(1.) THESE two appeals have been filed against the common judgment passed by the learned single Judge dated 29. 1. 2001 in C. S. No. 1779 of 1993, hereinafter referred to as 'c. S. ' and T. O. S. No. 34 of 1999, hereinafter referred to as 't. O. S. '.
(2.) C. S. NO. 1779 of 1993 has been filed by three daughters of late Govindasamy Naidu claiming partition in respect of the property of Govindasamy Naidu, in whose name admittedly the property stood. Defendant No. 1 and late G. Madhavan were two sons of late Govindasamy Naidu. The legal heirs of G. Madhavan were impleaded as Defendants 2 to 5. According to the plaintiffs' case, their mother Mrs. G. Abranji Ammal, wife of Govindasamy Naidu, died intestate on 10. 5. 1982 and subsequently their father Govindasamy Naidu died on 15. 3. 1984. It has been stated in the suit for partition that the late parents of the plaintiffs had not executed any Will out of their own free will and volition and the first defendant in connivance with his brother late G. Madhavan procured a Will with a view to deprive the plaintiffs_ share in the disputed property. On the basis of such assertion, the plaintiffs claimed 1/5th share each and also mesne profits and other ancillary reliefs.

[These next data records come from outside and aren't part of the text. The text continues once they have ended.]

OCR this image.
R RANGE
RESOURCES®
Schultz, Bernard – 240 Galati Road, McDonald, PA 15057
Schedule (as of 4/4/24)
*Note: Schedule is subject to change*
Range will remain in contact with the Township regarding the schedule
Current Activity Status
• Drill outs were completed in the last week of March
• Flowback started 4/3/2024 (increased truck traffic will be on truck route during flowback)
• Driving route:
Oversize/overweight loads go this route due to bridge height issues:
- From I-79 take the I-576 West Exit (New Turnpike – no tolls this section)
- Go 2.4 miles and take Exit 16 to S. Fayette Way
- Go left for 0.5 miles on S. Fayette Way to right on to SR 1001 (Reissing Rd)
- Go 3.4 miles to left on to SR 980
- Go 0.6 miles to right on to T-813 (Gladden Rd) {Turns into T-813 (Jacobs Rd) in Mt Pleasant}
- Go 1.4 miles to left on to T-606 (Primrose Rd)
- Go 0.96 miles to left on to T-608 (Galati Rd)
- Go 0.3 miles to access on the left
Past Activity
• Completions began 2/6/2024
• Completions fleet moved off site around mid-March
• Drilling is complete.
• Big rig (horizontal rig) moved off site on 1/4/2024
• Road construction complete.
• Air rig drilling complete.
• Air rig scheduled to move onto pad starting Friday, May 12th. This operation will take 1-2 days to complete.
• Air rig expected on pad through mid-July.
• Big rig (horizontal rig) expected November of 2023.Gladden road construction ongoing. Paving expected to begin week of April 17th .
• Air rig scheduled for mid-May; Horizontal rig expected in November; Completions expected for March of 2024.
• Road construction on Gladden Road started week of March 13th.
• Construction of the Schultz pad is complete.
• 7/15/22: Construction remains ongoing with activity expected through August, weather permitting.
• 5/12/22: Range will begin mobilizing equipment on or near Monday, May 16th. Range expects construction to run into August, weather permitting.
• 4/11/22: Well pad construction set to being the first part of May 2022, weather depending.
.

(3.) DEFENDANTS in their joint written statement filed in the month of August, 1996, while not disputing the fact that the property was that of Govindasamy Naidu and regarding the dates of death, took the plea that Govindasamy Naidu and his wife Abranji Ammal had jointly executed a registered Will dated 27. 1. 1982 whereunder the suit property had been bequeathed in favour of the first defendant and Madhavan, the other son. It was stated that the Will had been voluntarily executed. It was also disclosed that the first defendant had an accident, wherein one of his hands had been amputated and the brother Madhavan was not earning well and the plaintiffs were given in marriage and were in affluent circumstances and keeping in view all these, the parents had executed the Will in favour of two sons.